Apr 12, 2006 00:24
I stayed home from work today due to feelings of nausea and dizziness. Everysince I had my stiches out I've been feeling funny. Amost fantings was not so good. I think the nerves in my back are regenerating. This is the same feelings I had when I had my rysotomy done. However you spell it.
Jeff and I took anna to the airport this morning and said goodbye fairwell, and I wanted to say don't let the door hit ya where the good lord split ya. I feel totally betrayed. It makes me feel really stupid when people use me like she did. Come in to house under the guaze of being a friend, and really all she wanted was in my husbands pants. If you have ever had everything you ever worked for torned out from under you, that is how I fell. Like having your house burned down, and the looters come lookin for ruins. But what they take isn't their's. They didn't put their heart and soul in to that house or anything that was in the house, but yet they want to reap the benefits. They don't even care about whose house it is. They just use and abuse for their own gain. They don't een let you try to pick up the pieces.
I am luck that my husband was strong enough to say no. For that I am grateful. I don't want to harber resentment, I but is something that I can not just forget. I'm really dismayed by the way I am reacting. I mean inside I'm torn up and angry and hurt, but I'm pretty calm on the outside. I know that it won't do anybody any good for me to be mad. Everybody makes mistakes and everybody deserves to chance. I'm really more mad at her then him.

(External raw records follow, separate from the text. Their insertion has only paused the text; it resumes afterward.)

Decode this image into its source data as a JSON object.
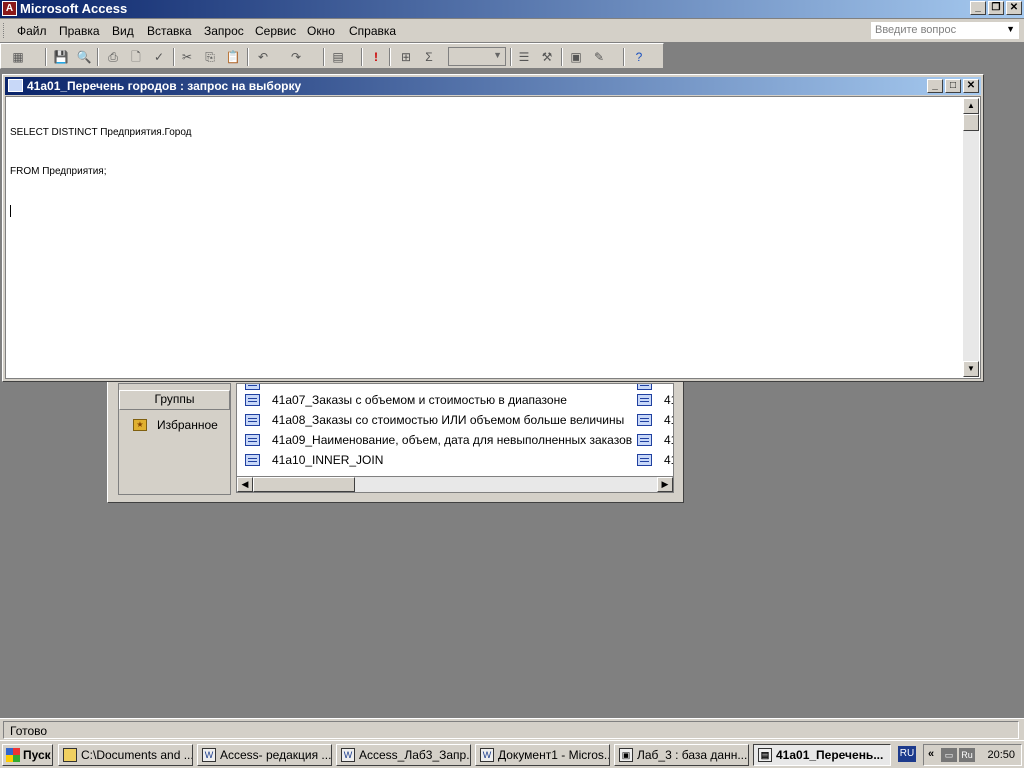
{
  "app": {
    "title": "Microsoft Access",
    "icon": "access-app-icon"
  },
  "menu": {
    "items": [
      "Файл",
      "Правка",
      "Вид",
      "Вставка",
      "Запрос",
      "Сервис",
      "Окно",
      "Справка"
    ],
    "help_placeholder": "Введите вопрос"
  },
  "query_window": {
    "title": "41a01_Перечень городов : запрос на выборку",
    "sql_lines": [
      "SELECT DISTINCT Предприятия.Город",
      "FROM Предприятия;"
    ]
  },
  "db_window": {
    "groups_label": "Группы",
    "favorites_label": "Избранное",
    "queries": [
      "41a07_Заказы с объемом и стоимостью в диапазоне",
      "41a08_Заказы со стоимостью ИЛИ объемом больше величины",
      "41a09_Наименование, объем, дата для невыполненных заказов",
      "41a10_INNER_JOIN"
    ],
    "second_column_prefix": "41"
  },
  "status": {
    "text": "Готово"
  },
  "taskbar": {
    "start_label": "Пуск",
    "tasks": [
      "C:\\Documents and ...",
      "Access- редакция ...",
      "Access_Лаб3_Запр...",
      "Документ1 - Micros...",
      "Лаб_3 : база данн...",
      "41a01_Перечень..."
    ],
    "lang": "RU",
    "tray_arrows": "«",
    "tray_lang": "Ru",
    "clock": "20:50"
  }
}
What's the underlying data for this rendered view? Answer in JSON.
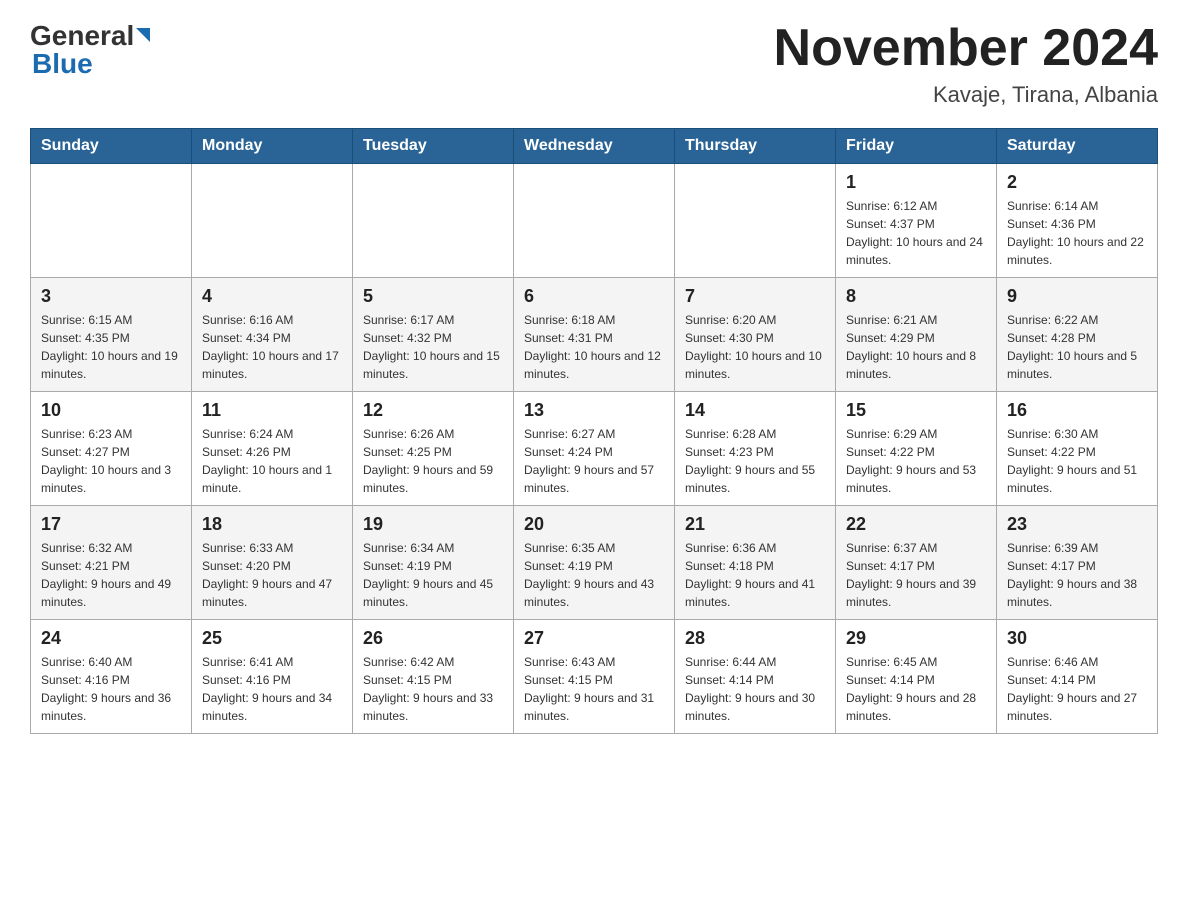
{
  "header": {
    "logo_general": "General",
    "logo_blue": "Blue",
    "month_title": "November 2024",
    "location": "Kavaje, Tirana, Albania"
  },
  "weekdays": [
    "Sunday",
    "Monday",
    "Tuesday",
    "Wednesday",
    "Thursday",
    "Friday",
    "Saturday"
  ],
  "rows": [
    {
      "cells": [
        {
          "day": "",
          "info": ""
        },
        {
          "day": "",
          "info": ""
        },
        {
          "day": "",
          "info": ""
        },
        {
          "day": "",
          "info": ""
        },
        {
          "day": "",
          "info": ""
        },
        {
          "day": "1",
          "info": "Sunrise: 6:12 AM\nSunset: 4:37 PM\nDaylight: 10 hours and 24 minutes."
        },
        {
          "day": "2",
          "info": "Sunrise: 6:14 AM\nSunset: 4:36 PM\nDaylight: 10 hours and 22 minutes."
        }
      ]
    },
    {
      "cells": [
        {
          "day": "3",
          "info": "Sunrise: 6:15 AM\nSunset: 4:35 PM\nDaylight: 10 hours and 19 minutes."
        },
        {
          "day": "4",
          "info": "Sunrise: 6:16 AM\nSunset: 4:34 PM\nDaylight: 10 hours and 17 minutes."
        },
        {
          "day": "5",
          "info": "Sunrise: 6:17 AM\nSunset: 4:32 PM\nDaylight: 10 hours and 15 minutes."
        },
        {
          "day": "6",
          "info": "Sunrise: 6:18 AM\nSunset: 4:31 PM\nDaylight: 10 hours and 12 minutes."
        },
        {
          "day": "7",
          "info": "Sunrise: 6:20 AM\nSunset: 4:30 PM\nDaylight: 10 hours and 10 minutes."
        },
        {
          "day": "8",
          "info": "Sunrise: 6:21 AM\nSunset: 4:29 PM\nDaylight: 10 hours and 8 minutes."
        },
        {
          "day": "9",
          "info": "Sunrise: 6:22 AM\nSunset: 4:28 PM\nDaylight: 10 hours and 5 minutes."
        }
      ]
    },
    {
      "cells": [
        {
          "day": "10",
          "info": "Sunrise: 6:23 AM\nSunset: 4:27 PM\nDaylight: 10 hours and 3 minutes."
        },
        {
          "day": "11",
          "info": "Sunrise: 6:24 AM\nSunset: 4:26 PM\nDaylight: 10 hours and 1 minute."
        },
        {
          "day": "12",
          "info": "Sunrise: 6:26 AM\nSunset: 4:25 PM\nDaylight: 9 hours and 59 minutes."
        },
        {
          "day": "13",
          "info": "Sunrise: 6:27 AM\nSunset: 4:24 PM\nDaylight: 9 hours and 57 minutes."
        },
        {
          "day": "14",
          "info": "Sunrise: 6:28 AM\nSunset: 4:23 PM\nDaylight: 9 hours and 55 minutes."
        },
        {
          "day": "15",
          "info": "Sunrise: 6:29 AM\nSunset: 4:22 PM\nDaylight: 9 hours and 53 minutes."
        },
        {
          "day": "16",
          "info": "Sunrise: 6:30 AM\nSunset: 4:22 PM\nDaylight: 9 hours and 51 minutes."
        }
      ]
    },
    {
      "cells": [
        {
          "day": "17",
          "info": "Sunrise: 6:32 AM\nSunset: 4:21 PM\nDaylight: 9 hours and 49 minutes."
        },
        {
          "day": "18",
          "info": "Sunrise: 6:33 AM\nSunset: 4:20 PM\nDaylight: 9 hours and 47 minutes."
        },
        {
          "day": "19",
          "info": "Sunrise: 6:34 AM\nSunset: 4:19 PM\nDaylight: 9 hours and 45 minutes."
        },
        {
          "day": "20",
          "info": "Sunrise: 6:35 AM\nSunset: 4:19 PM\nDaylight: 9 hours and 43 minutes."
        },
        {
          "day": "21",
          "info": "Sunrise: 6:36 AM\nSunset: 4:18 PM\nDaylight: 9 hours and 41 minutes."
        },
        {
          "day": "22",
          "info": "Sunrise: 6:37 AM\nSunset: 4:17 PM\nDaylight: 9 hours and 39 minutes."
        },
        {
          "day": "23",
          "info": "Sunrise: 6:39 AM\nSunset: 4:17 PM\nDaylight: 9 hours and 38 minutes."
        }
      ]
    },
    {
      "cells": [
        {
          "day": "24",
          "info": "Sunrise: 6:40 AM\nSunset: 4:16 PM\nDaylight: 9 hours and 36 minutes."
        },
        {
          "day": "25",
          "info": "Sunrise: 6:41 AM\nSunset: 4:16 PM\nDaylight: 9 hours and 34 minutes."
        },
        {
          "day": "26",
          "info": "Sunrise: 6:42 AM\nSunset: 4:15 PM\nDaylight: 9 hours and 33 minutes."
        },
        {
          "day": "27",
          "info": "Sunrise: 6:43 AM\nSunset: 4:15 PM\nDaylight: 9 hours and 31 minutes."
        },
        {
          "day": "28",
          "info": "Sunrise: 6:44 AM\nSunset: 4:14 PM\nDaylight: 9 hours and 30 minutes."
        },
        {
          "day": "29",
          "info": "Sunrise: 6:45 AM\nSunset: 4:14 PM\nDaylight: 9 hours and 28 minutes."
        },
        {
          "day": "30",
          "info": "Sunrise: 6:46 AM\nSunset: 4:14 PM\nDaylight: 9 hours and 27 minutes."
        }
      ]
    }
  ]
}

I think I haven't gotten over the shock of how stupid I must seem to people. How really ignorant and nice I am. How people who I love can take that for granted. I want to blame myself for this, though I know that I am not to blame for their actions, the only thing I am guilty of is my miscommunication with my husband, and for that I am working on.
Everyone deserves unconditional love, I try to practice that. I get stepped on my numerous people for being the person I am. I have guliable written all over my face.

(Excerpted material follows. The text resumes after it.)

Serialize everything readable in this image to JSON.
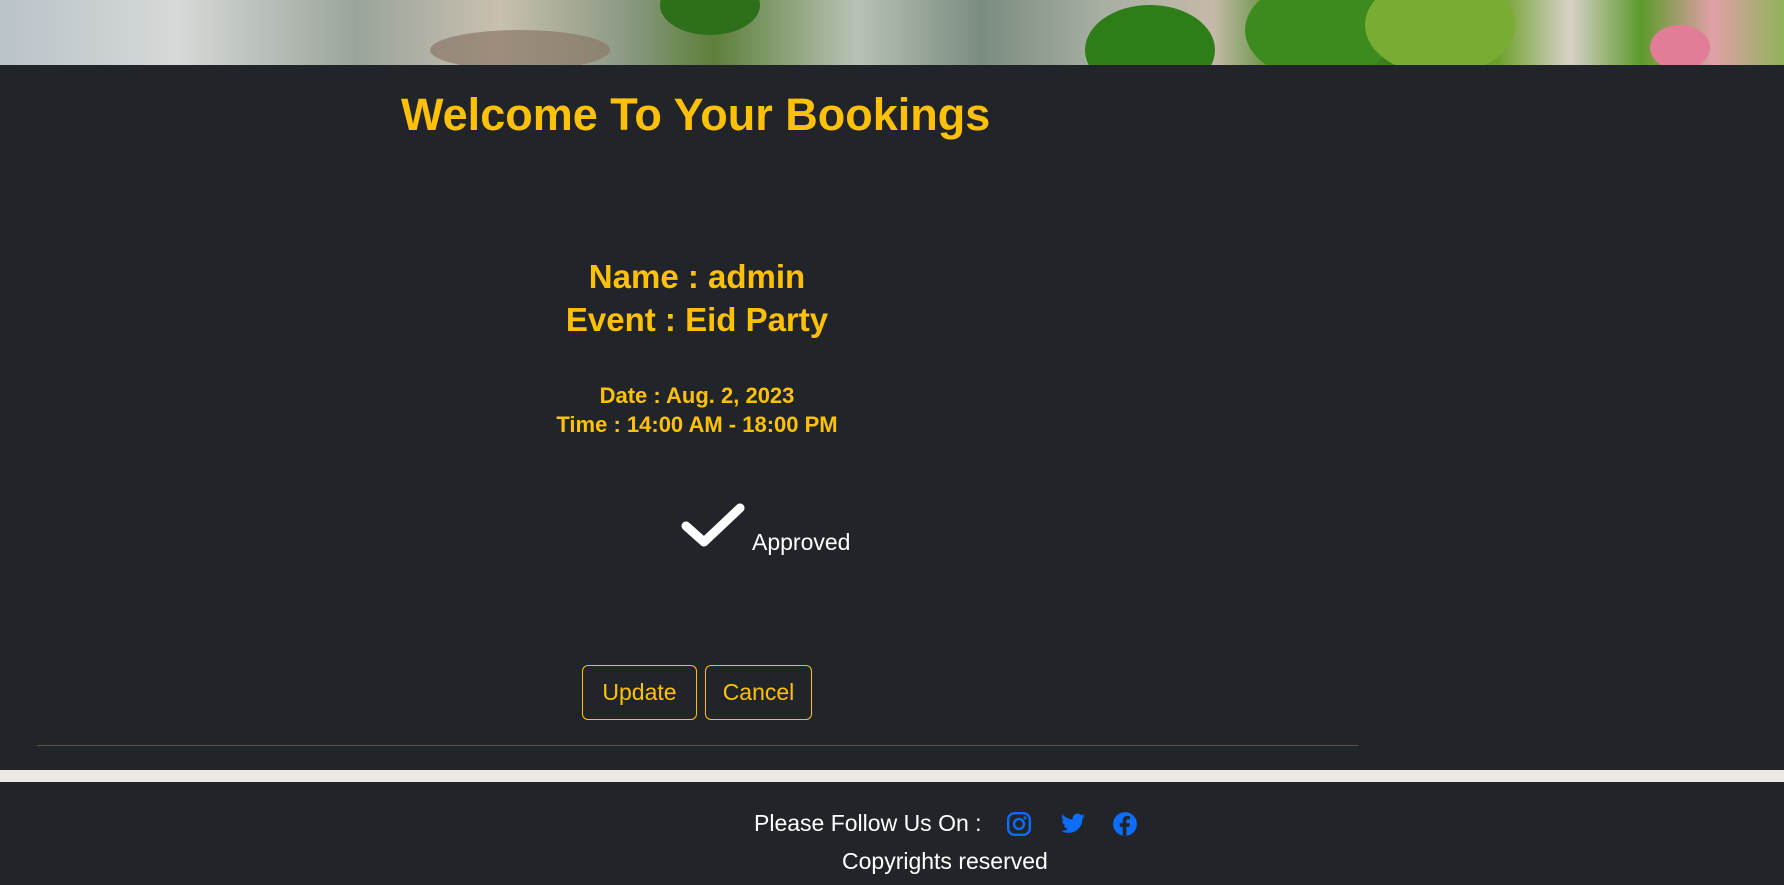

With this I think I can hunker down and be aware at all times and stay grounded, but you have to sleep sometime. And you have to trust some one else to take the helm for you, when you can't.
Unfourtaintly, sometimes these lessons are learned at the extent of someone else. Some one you may love or hate, but even though you hate them they have feelings to and they get hurt too.
I think that Jeff has learned, at least I hope, that I will always be there to take the helm for him. It may not always be with a smile but I'd do it dying.
I have learned to trust my gut instinct and that my instinct was to trust Jeff, and when it came down to it, he was the man I know he is.
And for that I can be thankful. We learn we grow. We love.